The server has 2x1TB disks, 2x3TB without optical drive. 365 watts non-hot plug, non-redundant power supply.
Now, we recommended to replace the box, but as far as I am concerned I cannot explain why this is happening (I assume it's some sort of mechanical mainboard failure). I wonder if You have any other ideas.
** Update, mr Chopper3 asked what I meant with but CPU one is not standard
.
So, original hatsink has been damaged like this:
Time and bad material choice, plastic was not meant to be durable under constant pressures. I've never seen plastic mount since that setup anymore in any other boxes...
Server has been kept in fair conditions, never overheated, not in the direct influence of the Sun, nobody touched it during work.

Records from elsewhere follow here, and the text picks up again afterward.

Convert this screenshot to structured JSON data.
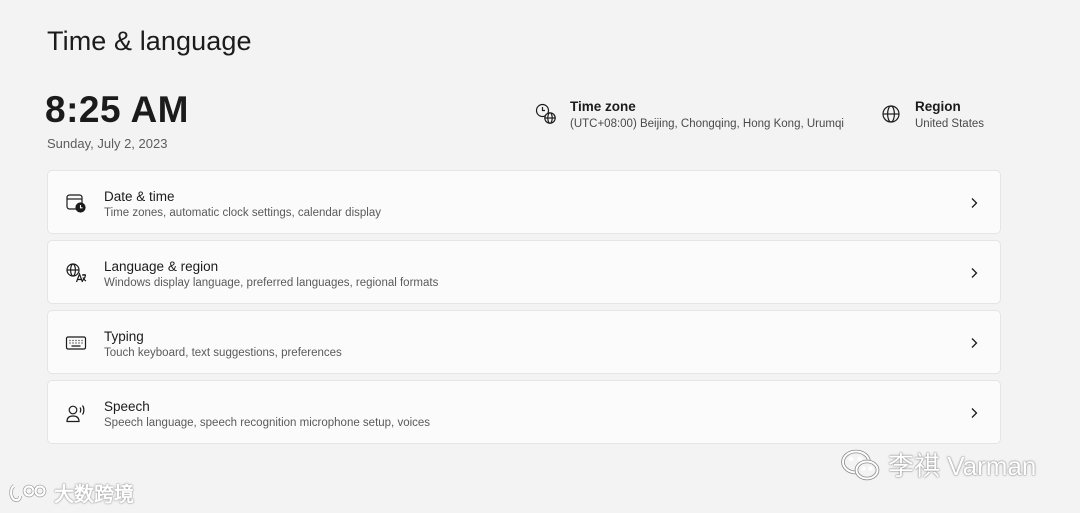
{
  "page": {
    "title": "Time & language"
  },
  "clock": {
    "time": "8:25 AM",
    "date": "Sunday, July 2, 2023"
  },
  "summary": {
    "time_zone": {
      "title": "Time zone",
      "value": "(UTC+08:00) Beijing, Chongqing, Hong Kong, Urumqi",
      "icon": "clock-globe-icon"
    },
    "region": {
      "title": "Region",
      "value": "United States",
      "icon": "globe-icon"
    }
  },
  "settings": [
    {
      "title": "Date & time",
      "subtitle": "Time zones, automatic clock settings, calendar display",
      "icon": "calendar-clock-icon"
    },
    {
      "title": "Language & region",
      "subtitle": "Windows display language, preferred languages, regional formats",
      "icon": "language-icon"
    },
    {
      "title": "Typing",
      "subtitle": "Touch keyboard, text suggestions, preferences",
      "icon": "keyboard-icon"
    },
    {
      "title": "Speech",
      "subtitle": "Speech language, speech recognition microphone setup, voices",
      "icon": "speech-icon"
    }
  ],
  "watermarks": {
    "left": "大数跨境",
    "right": "李祺 Varman"
  },
  "colors": {
    "background": "#f3f3f3",
    "card": "#fbfbfb",
    "card_border": "#e5e5e5",
    "text_primary": "#1b1b1b",
    "text_secondary": "#5a5a5a"
  }
}
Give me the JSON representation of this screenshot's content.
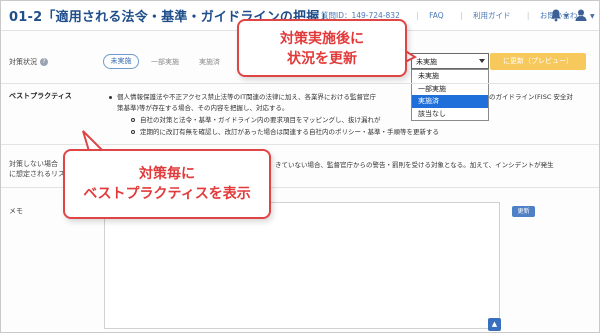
{
  "header": {
    "title": "01-2「適用される法令・基準・ガイドラインの把握」",
    "inquiry": "質問ID：149-724-832",
    "faq": "FAQ",
    "manual": "利用ガイド",
    "contact": "お問い合わせ",
    "bell_icon": "bell-icon",
    "user_icon": "user-icon"
  },
  "status": {
    "label": "対策状況",
    "options": [
      "未実施",
      "一部実施",
      "実施済"
    ],
    "active": "未実施",
    "select_value": "未実施",
    "dropdown_options": [
      "未実施",
      "一部実施",
      "実施済",
      "該当なし"
    ],
    "dropdown_selected": "実施済",
    "preview_button": "に更新（プレビュー）"
  },
  "best_practice": {
    "label": "ベストプラクティス",
    "line1": "個人情報保護法や不正アクセス禁止法等のIT関連の法律に加え、各業界における監督官庁",
    "line1_end": "のガイドライン(FISC 安全対",
    "line2": "策基準)等が存在する場合、その内容を把握し、対応する。",
    "sub1": "自社の対策と法令・基準・ガイドライン内の要求項目をマッピングし、抜け漏れが",
    "sub2": "定期的に改訂有無を確認し、改訂があった場合は関連する自社内のポリシー・基準・手順等を更新する"
  },
  "risk": {
    "label_line1": "対策しない場合",
    "label_line2": "に想定されるリスク",
    "text": "きていない場合、監督官庁からの警告・罰則を受ける対象となる。加えて、インシデントが発生"
  },
  "memo": {
    "label": "メモ",
    "update_button": "更新",
    "scroll_top_icon": "chevron-up-icon"
  },
  "callouts": {
    "top_line1": "対策実施後に",
    "top_line2": "状況を更新",
    "bottom_line1": "対策毎に",
    "bottom_line2": "ベストプラクティスを表示",
    "accent_color": "#e04545"
  }
}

It was about 1,5 year ago. We couldn't find original HP part anymore on the market. We replaced it with 3 times larger one, because AM2 sockets were not so popular at given time. I cannot remember now if it has had 2 signaling wires plus VCC and GND (4) like stock posted above. It could have just three. VCC + GND and rotation signaling (3). From that point of time we had multiple power outages and situation like this never happened.
I vote for a fault on the motherboard. Like a failed solder joint or a marginal component. I experienced a similar failure where pushing the motherboard just so would allow the server to boot, but as soon as I released pressure the server powered off with a fan failure or hung with an ECC error.
You probably have a fan failure, and the server is configured to halt on critical fan failure.